Michael Connelly, le « pape » du thriller policier américain (en tous cas l'un de ses écrivains « cardinaux »), met en scène plusieurs personnages récurrents, le plus connu étant Harry Bosch (vingt-sept romans à ce jour). Mickey Haller figure dans six romans, Renée Ballard, dans cinq romans, Jack MacEvoy dans trois romans (dont «
le Poète »). Enfin Connelly écrit plusieurs romans indépendants, dont celui-ci «
Créance de sang » paru en 1998.
C'était mon premier Connelly, le premier d'une longue lignée, tant j'avais été conquis par le roman et son auteur, (je ne dois pas être le seul, j'imagine).
Terry MacCaleb est un ancien agent du FBI. Il se remet d'une greffe de coeur lorsqu'il est accosté par une jeune femme, Graciela Rivers, qui lui demande d'enquêter sur le meurtre non élucidé de sa soeur Gloria. Terry refuse, invoquant l'enquête (légalement close) et son état de santé. Graciela, avance alors son argument-choc : le coeur qu'on vient de greffer à Terry est celui de Gloria. Terry est donc redevable envers Gloria d'une «
créance de sang » ». Vous l'avez deviné, même s'il n'est plus jeune et fringant, Terry est de la race des héros, il a de la volonté, de l'honneur, de l'intérêt pour cette requérante si particulière, et il finit par accepter. Et dès qu'il a mis le pied dans l'enquête, il comprend que l'affaire va au-delà d'un simple accident de la route. Il s'agit bel et bien d'un crime, patiemment, rigoureusement, machiavéliquement organisé. Mais qui pouvait en vouloir à Graciela, jeune femme latino sans histoires ? … Ce n'est que le début d'une enquête passionnante, qui ne nous lâche qu'à la fin.

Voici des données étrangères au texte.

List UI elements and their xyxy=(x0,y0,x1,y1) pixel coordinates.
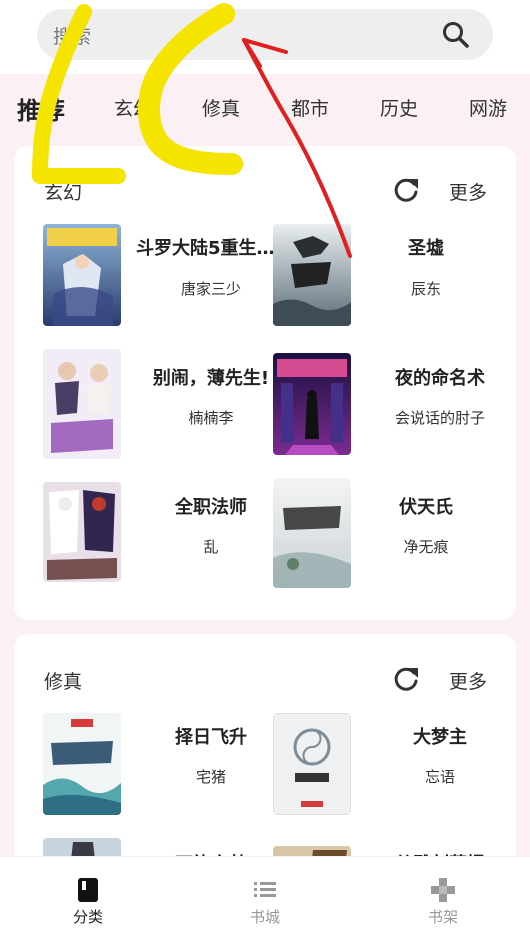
book-icon xyxy=(75,877,101,903)
book-title[interactable]: 全职法师 xyxy=(136,493,286,519)
book-author: 宅猪 xyxy=(195,768,226,786)
tab-xiuzhen[interactable]: 修真 xyxy=(202,94,240,121)
book-cover[interactable] xyxy=(273,353,351,455)
top-bar: 搜索 xyxy=(0,0,530,74)
book-cover[interactable] xyxy=(273,713,351,815)
category-tabs: 推荐 玄幻 修真 都市 历史 网游 xyxy=(0,74,530,142)
tab-dushi[interactable]: 都市 xyxy=(291,94,329,121)
more-link[interactable]: 更多 xyxy=(449,178,487,205)
search-icon[interactable] xyxy=(437,17,475,53)
book-author: 忘语 xyxy=(424,768,455,786)
nav-store[interactable]: 书城 xyxy=(205,857,325,935)
section-title: 修真 xyxy=(44,671,83,693)
book-author: 辰东 xyxy=(410,280,441,298)
gamepad-icon xyxy=(430,877,456,903)
nav-label: 书架 xyxy=(427,908,458,926)
tab-wangyou[interactable]: 网游 xyxy=(469,94,507,121)
book-title[interactable]: 夜的命名术 xyxy=(365,364,515,390)
refresh-icon[interactable] xyxy=(392,665,420,693)
search-placeholder: 搜索 xyxy=(53,26,92,48)
book-title[interactable]: 斗罗大陆5重生唐三 xyxy=(136,234,286,260)
book-author: 会说话的肘子 xyxy=(394,409,485,427)
refresh-icon[interactable] xyxy=(392,176,420,204)
book-title[interactable]: 别闹，薄先生! xyxy=(136,364,286,390)
book-cover[interactable] xyxy=(43,482,121,582)
book-title[interactable]: 大梦主 xyxy=(365,723,515,749)
book-author: 净无痕 xyxy=(403,538,449,556)
nav-bookshelf[interactable]: 书架 xyxy=(383,857,503,935)
nav-label: 分类 xyxy=(72,908,103,926)
search-input[interactable]: 搜索 xyxy=(37,9,493,60)
book-cover[interactable] xyxy=(43,224,121,326)
book-cover[interactable] xyxy=(273,478,351,588)
tab-xuanhuan[interactable]: 玄幻 xyxy=(114,94,152,121)
book-cover[interactable] xyxy=(43,713,121,815)
tab-lishi[interactable]: 历史 xyxy=(380,94,418,121)
book-title[interactable]: 择日飞升 xyxy=(136,723,286,749)
book-author: 乱 xyxy=(203,538,219,556)
book-cover[interactable] xyxy=(273,224,351,326)
tab-recommend[interactable]: 推荐 xyxy=(17,91,65,126)
nav-category[interactable]: 分类 xyxy=(28,857,148,935)
bottom-nav: 分类 书城 书架 xyxy=(0,856,530,935)
book-title[interactable]: 伏天氏 xyxy=(351,493,501,519)
section-card-xuanhuan: 玄幻 更多 斗罗大陆5重生唐三 唐家三少 圣墟 辰东 别闹，薄先生! 楠楠李 夜… xyxy=(14,146,516,620)
book-author: 唐家三少 xyxy=(180,280,241,298)
book-cover[interactable] xyxy=(43,349,121,459)
book-author: 楠楠李 xyxy=(188,409,234,427)
section-card-xiuzhen: 修真 更多 择日飞升 宅猪 大梦主 忘语 xyxy=(14,634,516,935)
list-icon xyxy=(252,877,278,903)
section-title: 玄幻 xyxy=(44,182,83,204)
book-title[interactable]: 圣墟 xyxy=(351,234,501,260)
nav-label: 书城 xyxy=(249,908,280,926)
more-link[interactable]: 更多 xyxy=(449,667,487,694)
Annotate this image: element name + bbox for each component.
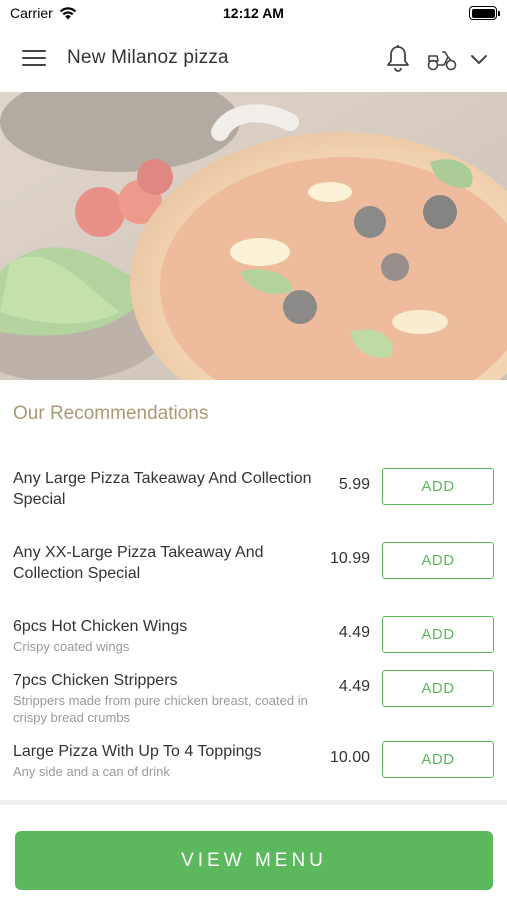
item-price: 10.00: [329, 749, 370, 766]
item-price: 5.99: [338, 476, 370, 493]
divider: [0, 800, 507, 805]
item-description: Any side and a can of drink: [13, 764, 170, 779]
add-button[interactable]: ADD: [382, 616, 494, 653]
scooter-icon[interactable]: [426, 45, 458, 73]
menu-icon[interactable]: [22, 50, 46, 68]
item-description: Strippers made from pure chicken breast,…: [13, 693, 308, 725]
item-name: 6pcs Hot Chicken Wings: [13, 618, 188, 635]
item-name: Any XX-Large Pizza Takeaway And Collecti…: [13, 544, 264, 582]
restaurant-title: New Milanoz pizza: [67, 47, 229, 68]
hero-pizza-image: [0, 92, 507, 380]
battery-icon: [469, 6, 500, 20]
item-name: 7pcs Chicken Strippers: [13, 672, 178, 689]
status-time: 12:12 AM: [223, 5, 284, 21]
item-price: 4.49: [338, 678, 370, 695]
view-menu-button[interactable]: VIEW MENU: [15, 831, 493, 890]
item-price: 4.49: [338, 624, 370, 641]
chevron-down-icon[interactable]: [468, 50, 490, 68]
recommendations-heading: Our Recommendations: [13, 403, 209, 424]
status-bar: Carrier 12:12 AM: [0, 0, 507, 28]
item-name: Large Pizza With Up To 4 Toppings: [13, 743, 262, 760]
add-button[interactable]: ADD: [382, 542, 494, 579]
item-price: 10.99: [329, 550, 370, 567]
item-name: Any Large Pizza Takeaway And Collection …: [13, 470, 312, 508]
add-button[interactable]: ADD: [382, 670, 494, 707]
add-button[interactable]: ADD: [382, 468, 494, 505]
bell-icon[interactable]: [384, 44, 412, 74]
add-button[interactable]: ADD: [382, 741, 494, 778]
app-header: New Milanoz pizza: [0, 28, 507, 92]
item-description: Crispy coated wings: [13, 639, 130, 654]
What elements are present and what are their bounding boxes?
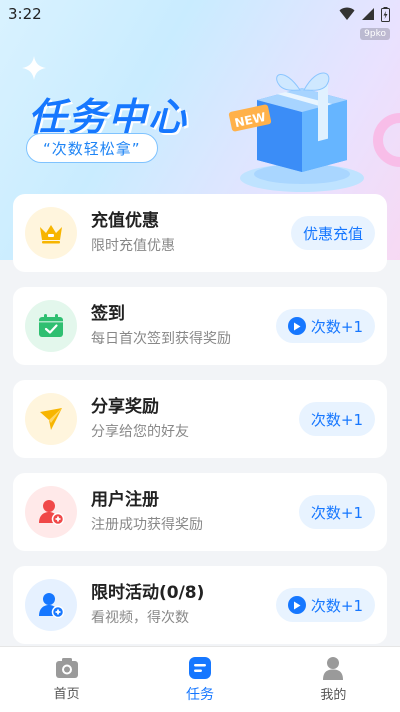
task-title: 签到 — [91, 304, 125, 324]
tab-label: 我的 — [320, 688, 347, 703]
camera-icon — [55, 658, 78, 678]
send-icon — [40, 408, 62, 430]
task-icon-container — [25, 300, 77, 352]
tab-tasks[interactable]: 任务 — [133, 647, 266, 712]
task-icon-container — [25, 207, 77, 259]
gift-box-illustration: NEW — [228, 72, 364, 192]
battery-icon — [381, 6, 390, 22]
user-add-icon — [39, 500, 64, 525]
tab-profile[interactable]: 我的 — [267, 647, 400, 712]
action-label: 优惠充值 — [302, 224, 363, 243]
task-title: 分享奖励 — [91, 397, 159, 417]
task-desc: 注册成功获得奖励 — [91, 517, 203, 533]
bottom-tab-bar: 首页 任务 我的 — [0, 646, 400, 712]
wifi-icon — [339, 7, 355, 20]
user-add-icon — [39, 593, 64, 618]
task-card-limited-event: 限时活动(0/8) 看视频，得次数 次数+1 — [13, 566, 387, 644]
task-icon-container — [25, 579, 77, 631]
action-label: 次数+1 — [310, 503, 363, 522]
tab-label: 首页 — [53, 687, 80, 702]
action-label: 次数+1 — [310, 410, 363, 429]
task-desc: 分享给您的好友 — [91, 424, 189, 440]
share-reward-button[interactable]: 次数+1 — [298, 402, 375, 436]
play-icon — [287, 596, 306, 614]
action-label: 次数+1 — [310, 317, 363, 336]
user-icon — [323, 657, 344, 680]
task-card-signin: 签到 每日首次签到获得奖励 次数+1 — [13, 287, 387, 365]
status-bar: 3:22 — [0, 0, 400, 28]
action-label: 次数+1 — [310, 596, 363, 615]
task-icon — [188, 656, 211, 679]
task-desc: 限时充值优惠 — [91, 238, 175, 254]
signin-reward-button[interactable]: 次数+1 — [275, 309, 375, 343]
recharge-button[interactable]: 优惠充值 — [290, 216, 375, 250]
task-title: 用户注册 — [91, 490, 159, 510]
task-title: 限时活动(0/8) — [91, 583, 205, 603]
tab-label: 任务 — [185, 686, 214, 703]
task-card-recharge: 充值优惠 限时充值优惠 优惠充值 — [13, 194, 387, 272]
status-time: 3:22 — [8, 5, 42, 23]
ring-decoration — [373, 113, 400, 167]
task-card-share: 分享奖励 分享给您的好友 次数+1 — [13, 380, 387, 458]
watermark: 9pko — [360, 28, 390, 40]
play-icon — [287, 317, 306, 335]
task-desc: 看视频，得次数 — [91, 610, 189, 626]
calendar-check-icon — [39, 314, 63, 337]
task-desc: 每日首次签到获得奖励 — [91, 331, 231, 347]
register-reward-button[interactable]: 次数+1 — [298, 495, 375, 529]
tab-home[interactable]: 首页 — [0, 647, 133, 712]
task-title: 充值优惠 — [91, 211, 159, 231]
sparkle-icon — [22, 56, 46, 80]
task-icon-container — [25, 393, 77, 445]
signal-icon — [362, 8, 374, 20]
task-icon-container — [25, 486, 77, 538]
hero-subtitle: “次数轻松拿” — [26, 133, 158, 163]
event-reward-button[interactable]: 次数+1 — [275, 588, 375, 622]
crown-icon — [40, 225, 62, 244]
task-card-register: 用户注册 注册成功获得奖励 次数+1 — [13, 473, 387, 551]
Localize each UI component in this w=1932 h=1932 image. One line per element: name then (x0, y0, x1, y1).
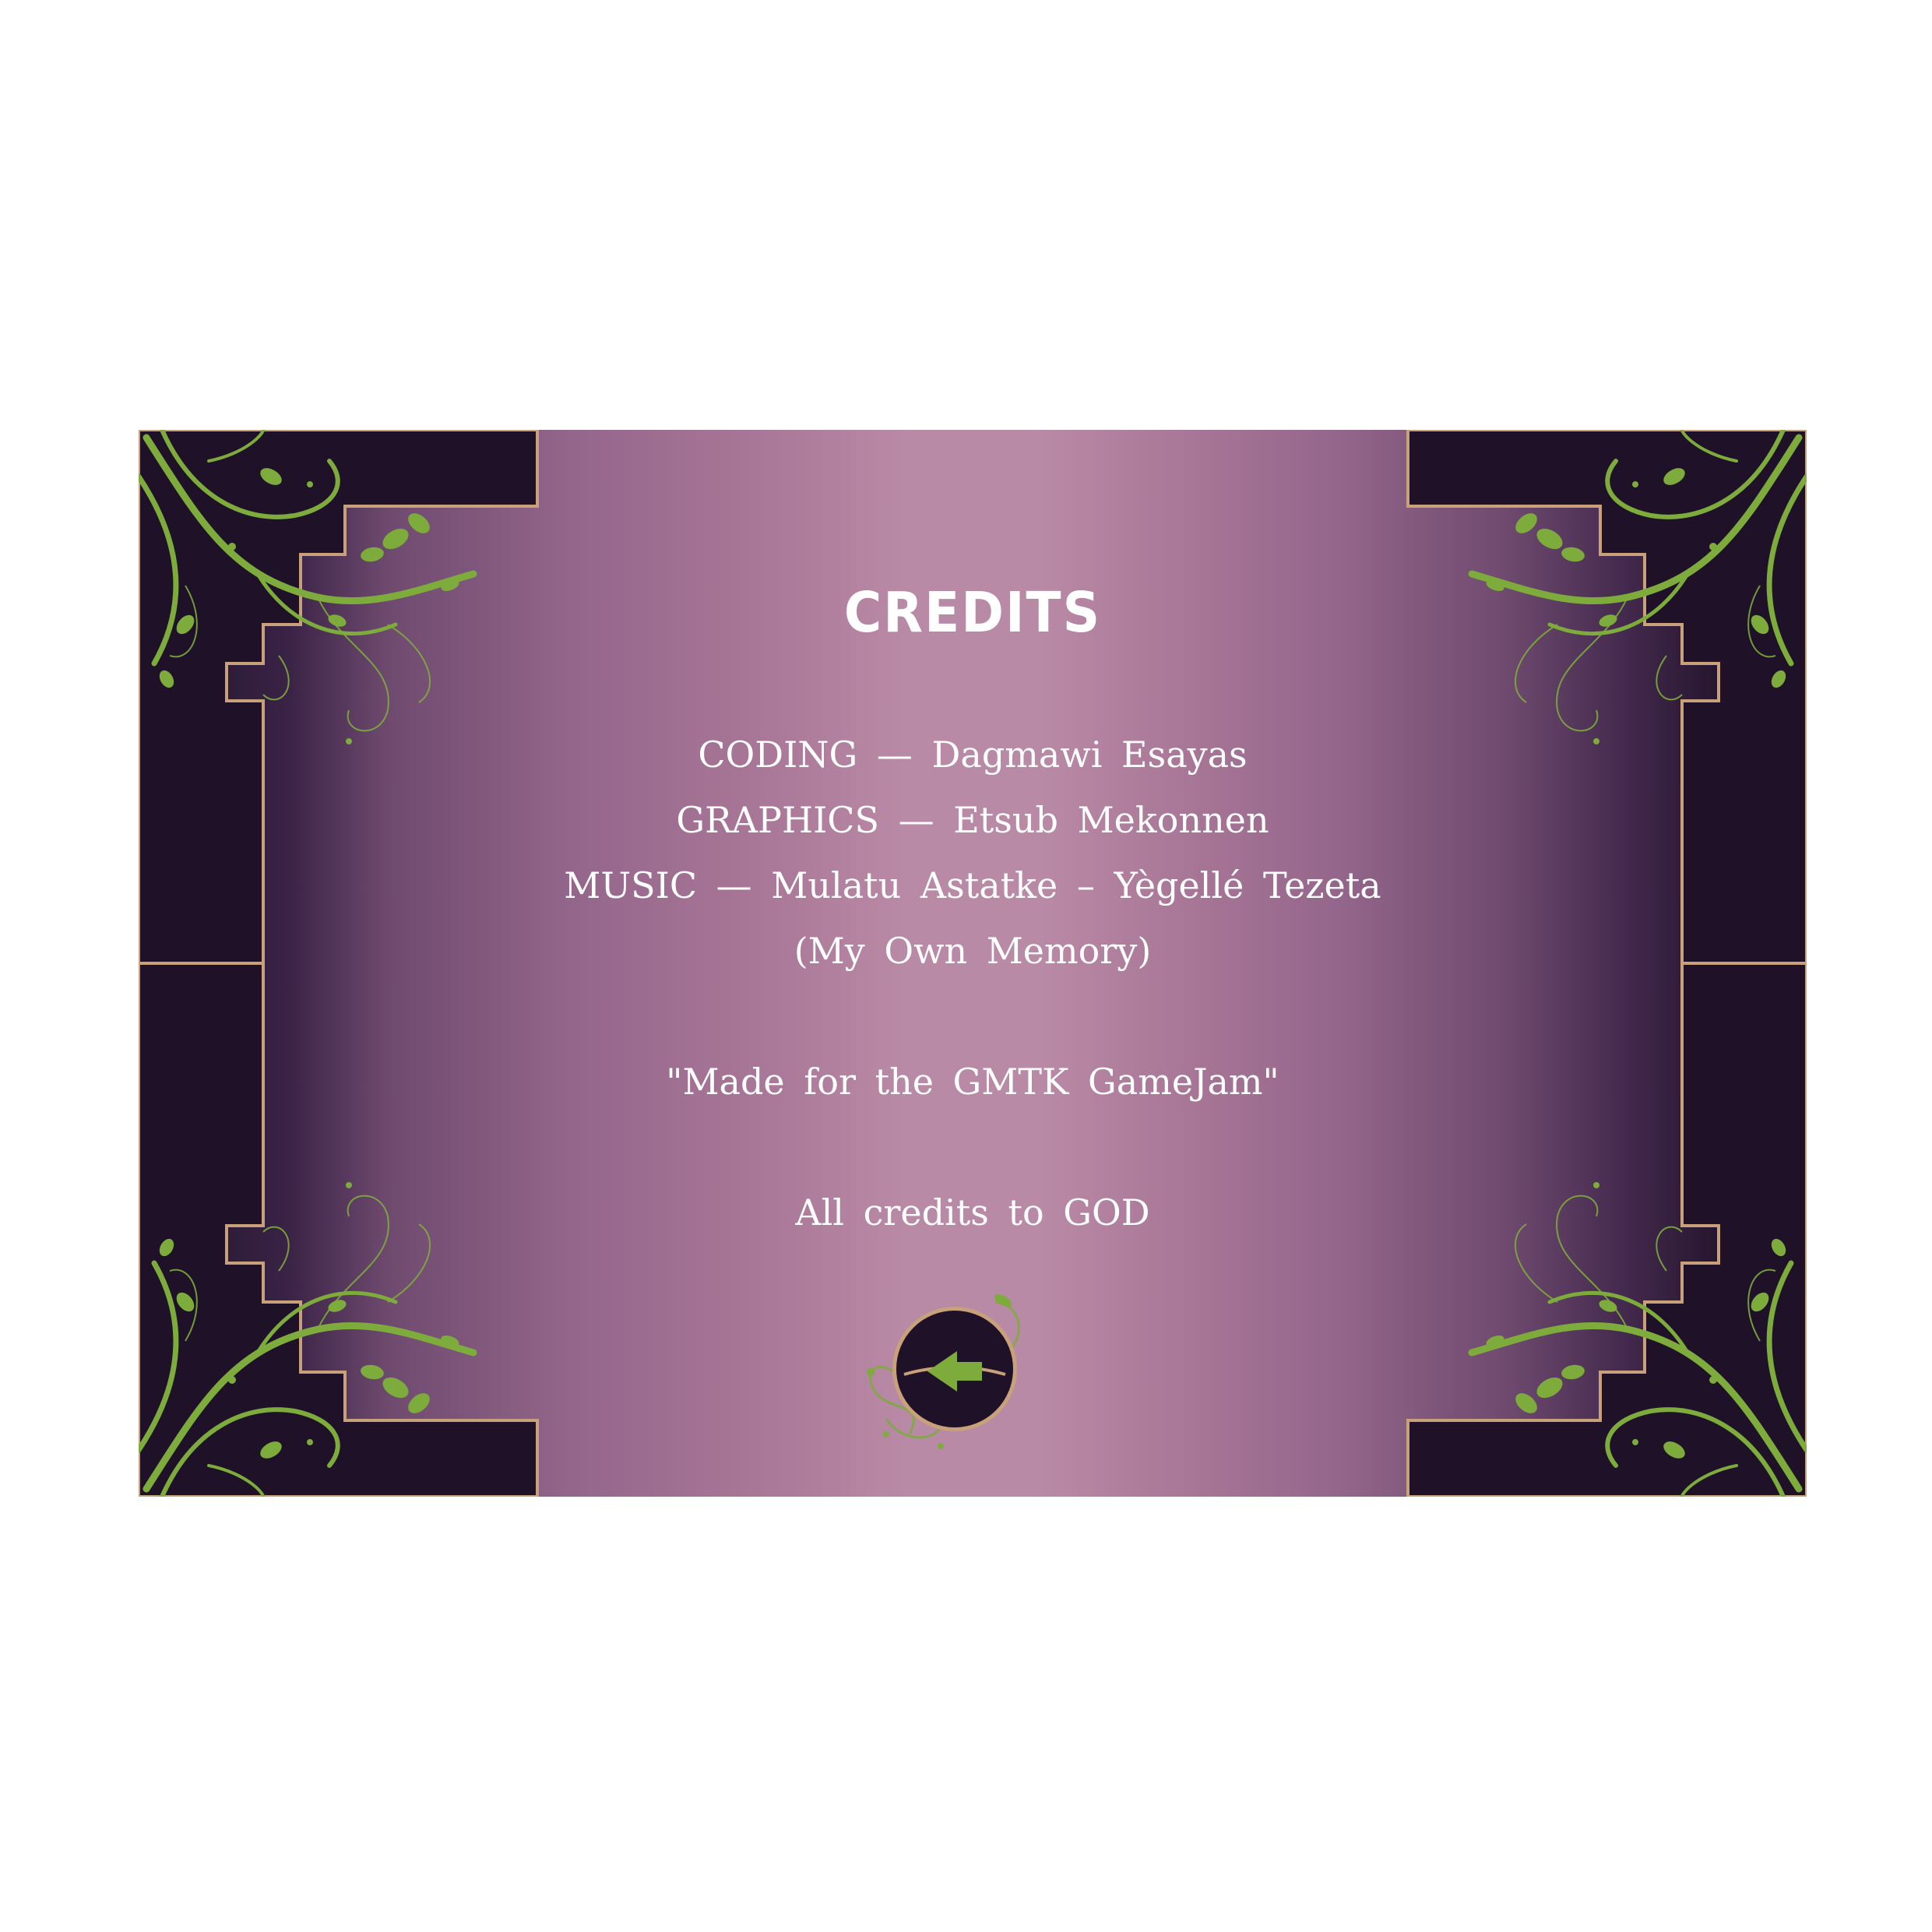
credits-screen: CREDITS CODING — Dagmawi Esayas GRAPHICS… (139, 430, 1807, 1497)
credit-graphics: GRAPHICS — Etsub Mekonnen (676, 799, 1269, 841)
page-title: CREDITS (843, 579, 1102, 646)
back-arrow-icon (903, 1351, 1006, 1392)
credit-music: MUSIC — Mulatu Astatke – Yègellé Tezeta (564, 864, 1381, 906)
credit-coding: CODING — Dagmawi Esayas (698, 734, 1248, 776)
back-button[interactable] (892, 1307, 1017, 1431)
tagline: "Made for the GMTK GameJam" (666, 1061, 1279, 1103)
credit-music-subtitle: (My Own Memory) (794, 930, 1152, 972)
dedication: All credits to GOD (795, 1191, 1150, 1233)
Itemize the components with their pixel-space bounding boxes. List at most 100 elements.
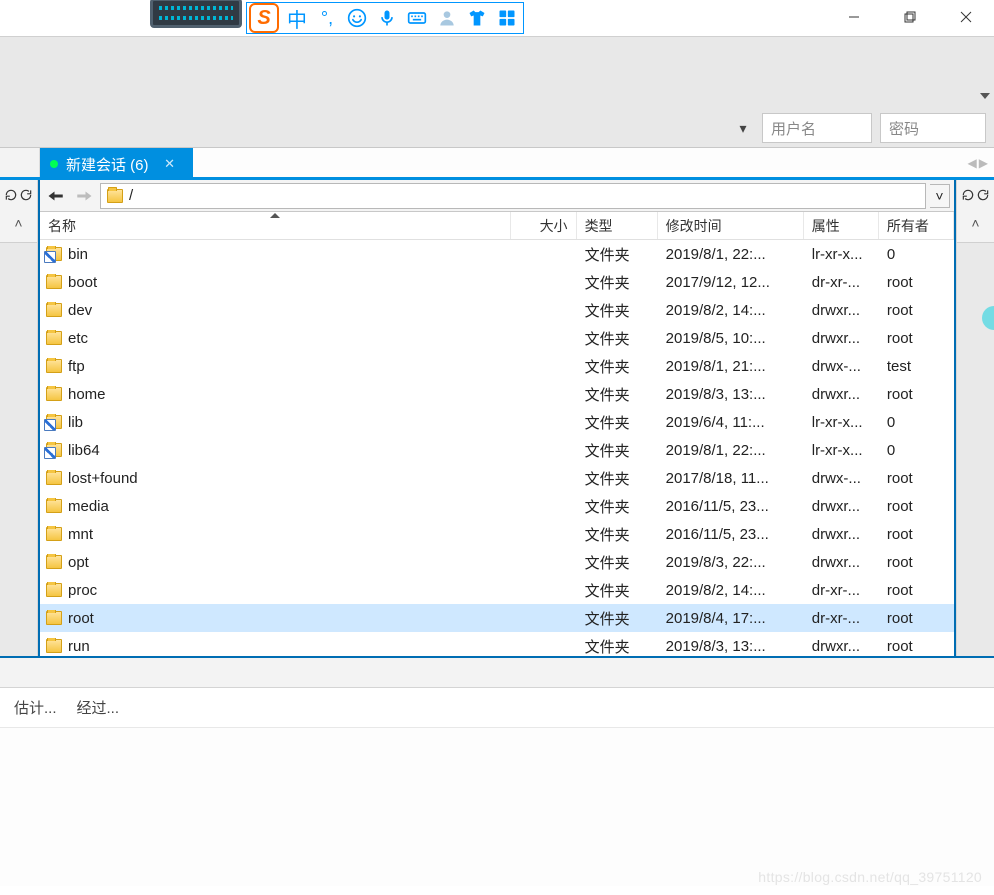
folder-icon bbox=[46, 331, 62, 345]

On pourrait penser, au départ, que «
Créance de sang » est un roman policier classique, tel que ceux auxquels les Américains nous ont habitué depuis les années trente et quarante, un roman noir avec une intrigue policière bien ficelée, et un tableau de la société gravitant autour de l'enquête. Mais «
Créance de sang » est bien plus que ça : c'est un roman très contemporain, avec une thématique très pointue, et où les centres d'intérêt, loin de disperser la lectrice attentive ou le lecteur accro, convergent pour créer un suspense qui vous laisse sur le … quai (ça se passe dans un port).
L'enquête, tordue au possible, est pleine de rebondissements. Les motivations de Terry se multiplient : à la dette d'honneur, s'ajoutent la volonté d'avancer dans l'énigme, sa propre résilience par rapport à sa situation (suis-je encore bon à quelque chose ?), les règlements de comptes (bons et mauvais) avec ses anciens collègues, et puis aussi, autant l'avouer, le fait d'enquêter avec cette jolie jeune femme qu'est Graciela … L'intrigue policière, déjà bien captivante, se double d'un portrait psychologique passionnant.
Et pour lier la sauce,
Michael Connelly distille les indices avec un art consommé, multiplie les rebondissements et les coups de théâtre. Nous enquêtons pas à pas avec notre duo de détectives, jusqu'au final qui nous laisse sur le… mais je vous l'ai déjà dit, ça.
On retrouvera Terry épisodiquement dans deux autres romans : dans «
L'Oiseau des ténèbres » (2001) «
Los Angeles River » (2004), où il fera équipe avec Harry Bosch.
Vous le savez certainement, mais il faut bien le mentionner ici : «
Créance de sang » a été adapté superbement au cinéma par
Clint Eastwood en 2002, avec lui-même dans le rôle de Terry MacCaleb et Wanda de Jesus dans le rôle de Graciela, Jeff Daniels et
Anjelica Huston complétant la distribution.
Voir le film ne vous dispense pas de lire le livre
Lire le livre ne vous empêche pas de voir le film
Vous trouverez un égal plaisir dans l'un comme dans l'autre. Je vous garantis même que si vous prenez l'un ou l'autre par le début, vous continuerez d'une traite jusqu'à la fin. Prévoyez votre emploi du temps en conséquence.